A descendant from old White Russian nobility whose grandfather served as a general in the Imperial Guards of Czar Nicholas II, Milla seems on her way to joining the ranks of cabaret royalty. Her latest show, So Many Nights, So Many Men played a special one-nighter on Valentine's Day and it was indeed a sweetheart of a performance.

Ilieva is not one for subtlety. Connecting with her audience with a very warm, open personality, graced by a sweet Virginia drawl, her interpretations of theatre standards and not-so-standards, arranged by music director Paul Trueblood, are pure and direct. She can glide from an elegant soprano to chocolatey deep tones in the time it takes to wink at the ringside customers; something she does frequently and irresistibly.

"Love is the triumph of imagination over intelligence", she advises her guests. In the hour-long set, directed by Margery Beddow, Milla presents herself as a variety of women in love, out of love, looking for love or sick of the whole damn business. Opening with "What a Night This is Going to Be", from Baker Street, she communicates her joy in seeing us in front of her while singing the lyric of romantic anticipation.

She makes the most of comic lyrics like Dorothy Fields' sly "I'd Rather Wake Up By Myself" and Laurie Johnson's silly "When Does The Ravishing Begin." A girlish combination of "I Found Him" and "I Could Have Danced All Night" is soon followed by a steamy and intensly sexual "Do It Again." Bits of Al Jolson and Mae West could be found in her showy renditions of "Sara Lee" and "Everybody's Girl."

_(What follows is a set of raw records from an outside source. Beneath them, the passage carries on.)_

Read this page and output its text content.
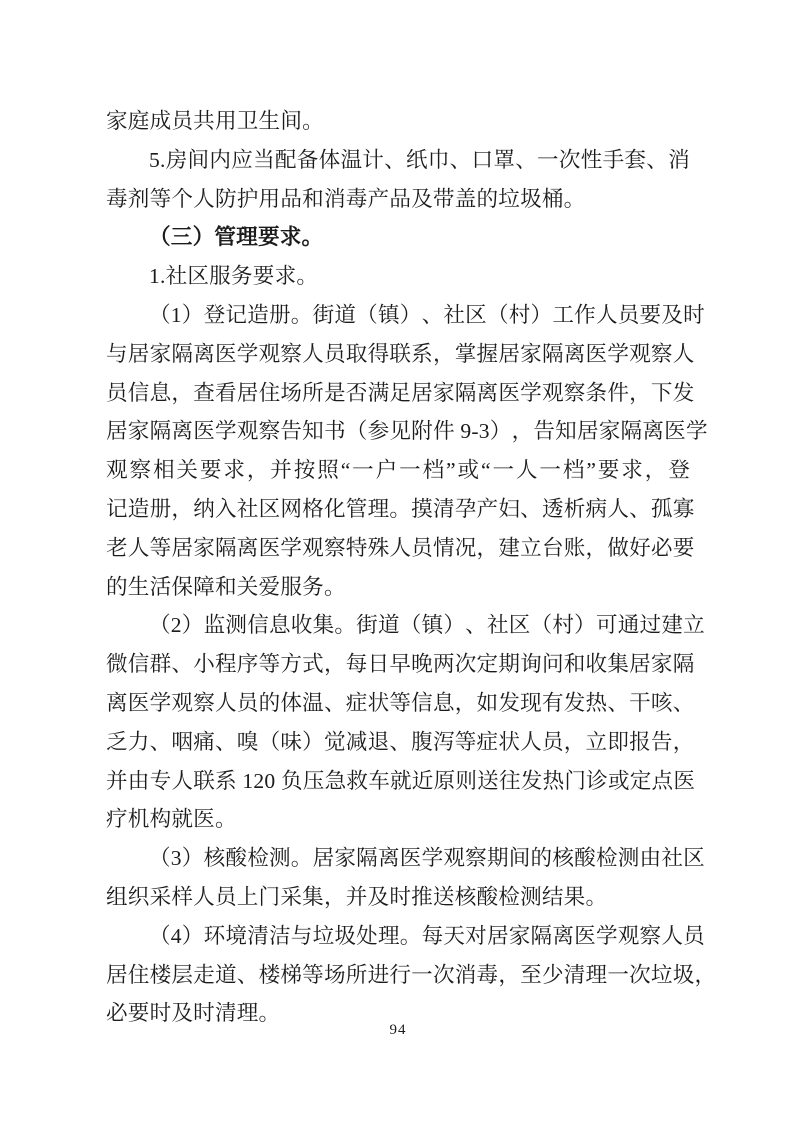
家庭成员共用卫生间。
5 . 房 间 内 应 当 配 备 体 温 计 、 纸 巾 、 口 罩 、 一 次 性 手 套 、 消
毒剂等个人防护用品和消毒产品及带盖的垃圾桶。
（三）管理要求。
1.社区服务要求。
（ 1 ） 登 记 造 册 。 街 道 （ 镇 ） 、 社 区 （ 村 ） 工 作 人 员 要 及 时
与 居 家 隔 离 医 学 观 察 人 员 取 得 联 系 ， 掌 握 居 家 隔 离 医 学 观 察 人
员 信 息 ， 查 看 居 住 场 所 是 否 满 足 居 家 隔 离 医 学 观 察 条 件 ， 下 发
居 家 隔 离 医 学 观 察 告 知 书 （ 参 见 附 件
9 - 3 ） ， 告 知 居 家 隔 离 医 学
观 察 相 关 要 求 ， 并 按 照 “ 一 户 一 档 ” 或 “ 一 人 一 档 ” 要 求 ， 登
记 造 册 ， 纳 入 社 区 网 格 化 管 理 。 摸 清 孕 产 妇 、 透 析 病 人 、 孤 寡
老 人 等 居 家 隔 离 医 学 观 察 特 殊 人 员 情 况 ， 建 立 台 账 ， 做 好 必 要
的生活保障和关爱服务。
（ 2 ） 监 测 信 息 收 集 。 街 道 （ 镇 ） 、 社 区 （ 村 ） 可 通 过 建 立
微 信 群 、 小 程 序 等 方 式 ， 每 日 早 晚 两 次 定 期 询 问 和 收 集 居 家 隔
离 医 学 观 察 人 员 的 体 温 、 症 状 等 信 息 ， 如 发 现 有 发 热 、 干 咳 、
乏 力 、 咽 痛 、 嗅 （ 味 ） 觉 减 退 、 腹 泻 等 症 状 人 员 ， 立 即 报 告 ，
并 由 专 人 联 系
1 2 0
负 压 急 救 车 就 近 原 则 送 往 发 热 门 诊 或 定 点 医
疗机构就医。
（ 3 ） 核 酸 检 测 。 居 家 隔 离 医 学 观 察 期 间 的 核 酸 检 测 由 社 区
组织采样人员上门采集，并及时推送核酸检测结果。
（ 4 ） 环 境 清 洁 与 垃 圾 处 理 。 每 天 对 居 家 隔 离 医 学 观 察 人 员
居 住 楼 层 走 道 、 楼 梯 等 场 所 进 行 一 次 消 毒 ， 至 少 清 理 一 次 垃 圾 ，
必要时及时清理。
94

At the end of her perky "A Cockeyed Optimist", as she sings "not this heart", she makes a gesture to her own heart as if she's offering it to each and every member of the audience. In less sincere hands it would seem a corny and even laughable gesture. But Milla Ilieva obviously means it. Perhaps, in a more innocent way than what Fred Ebb wrote, she really sees herself as everybody's girl.